I.1.2. Les déterminants de la satisfaction
La satisfaction intègre des processus à la fois
cognitifs et affectifs. Le processus cognitif a été introduit par
Oliver (1980) et connu sous l'appellation modèle de disconfirmation des
attentes. Selon ce modèle, la satisfaction est le résultat de la
comparaison entre la performance perçue et les attentes. Contrairement
à cette approche cognitive qui a dominé la recherche sur la
satisfaction jusqu'à la fin des années 80, de nombreuses
études récentes attestent de l'influence des réactions
affectives (les réactions émotionnelles positives et les
réactions émotionnelles négatives) sur la satisfaction.

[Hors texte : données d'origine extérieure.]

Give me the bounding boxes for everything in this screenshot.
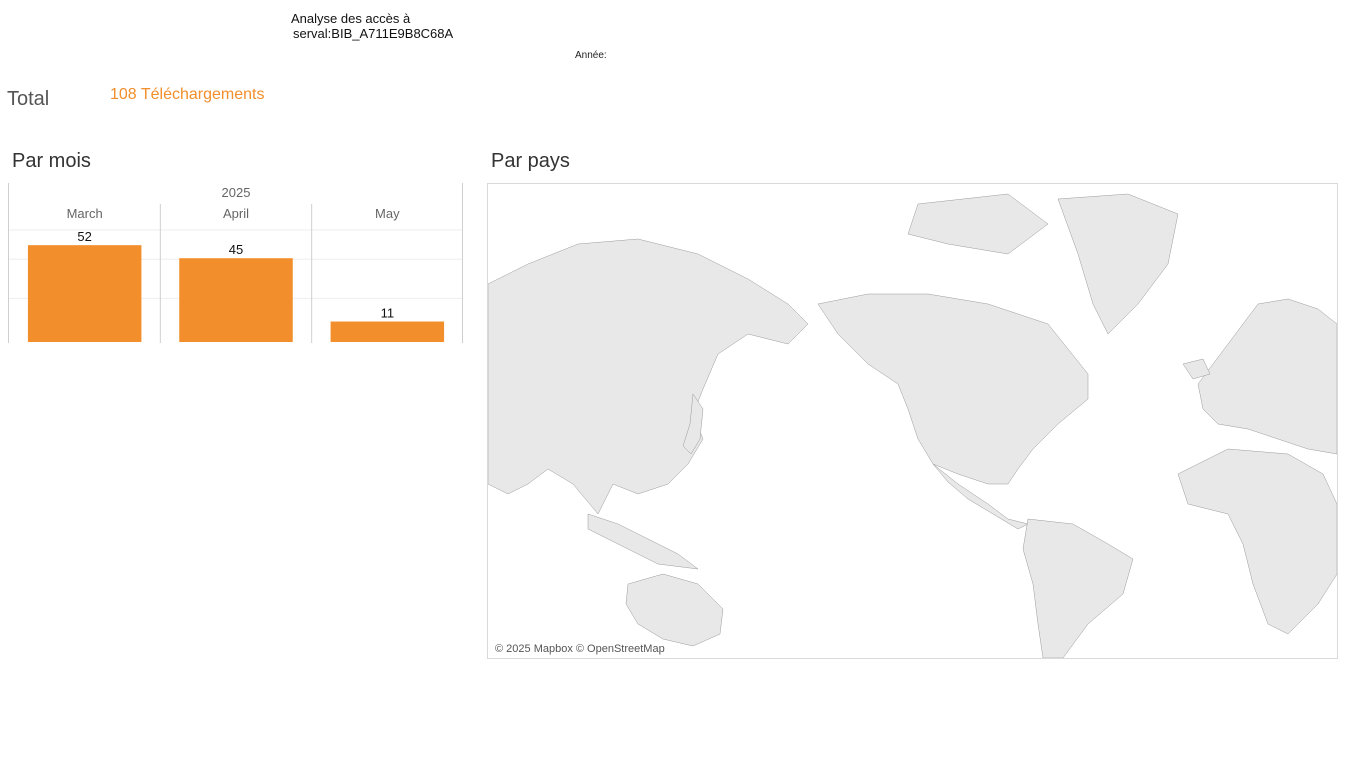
world-map-svg <box>488 193 1337 658</box>
category-label-may: May <box>375 206 400 221</box>
data-label-may: 11 <box>381 306 395 321</box>
page-title-line1: Analyse des accès à <box>291 11 411 26</box>
bar-may <box>330 321 445 342</box>
se-asia-landmass <box>587 513 699 570</box>
total-downloads-value: 108 Téléchargements <box>110 86 265 103</box>
bar-march <box>27 245 142 342</box>
bar-chart-svg: 2025 March 52 April 45 May 11 <box>8 183 463 343</box>
monthly-bar-chart[interactable]: 2025 March 52 April 45 May 11 <box>8 183 464 343</box>
category-label-march: March <box>67 206 103 221</box>
year-filter-label[interactable]: Année: <box>575 50 607 61</box>
south-america-landmass <box>1022 518 1134 658</box>
arctic-islands <box>907 193 1049 255</box>
africa-landmass <box>1177 448 1337 635</box>
data-label-march: 52 <box>77 229 91 244</box>
page-title: Analyse des accès à serval:BIB_A711E9B8C… <box>291 11 453 41</box>
asia-landmass <box>488 238 809 515</box>
by-month-title: Par mois <box>12 150 91 172</box>
europe-landmass <box>1197 298 1337 455</box>
group-year-label: 2025 <box>222 185 251 200</box>
map-attribution: © 2025 Mapbox © OpenStreetMap <box>495 643 665 655</box>
greenland-landmass <box>1057 193 1179 335</box>
north-america-landmass <box>817 293 1089 485</box>
category-label-april: April <box>223 206 249 221</box>
data-label-april: 45 <box>229 242 243 257</box>
australia-landmass <box>625 573 724 647</box>
bar-april <box>179 258 293 342</box>
country-map[interactable]: © 2025 Mapbox © OpenStreetMap <box>487 183 1338 659</box>
by-country-title: Par pays <box>491 150 570 172</box>
total-label: Total <box>7 88 50 110</box>
page-title-line2: serval:BIB_A711E9B8C68A <box>293 26 454 41</box>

Les deux processus, cognitif et affectif, seront présentés et
discutés dans les deux prochaines sections.
I.1.2.1. Le processus cognitif
a) Le modèle de disconfirmation des
attentes
Selon Oliver (1980), la satisfaction est fonction des attentes
préalables (Olshavsky et Miller, 1972) et de l'écart entre ces
attentes et la performance du produit (Cardozo, 1965). La satisfaction est
ainsi formée conformément à la théorie du niveau
d'adaptation d'Helson (1959) selon laquelle l'individu ne perçoit un
stimulus que s'il le compare à un standard préexistant.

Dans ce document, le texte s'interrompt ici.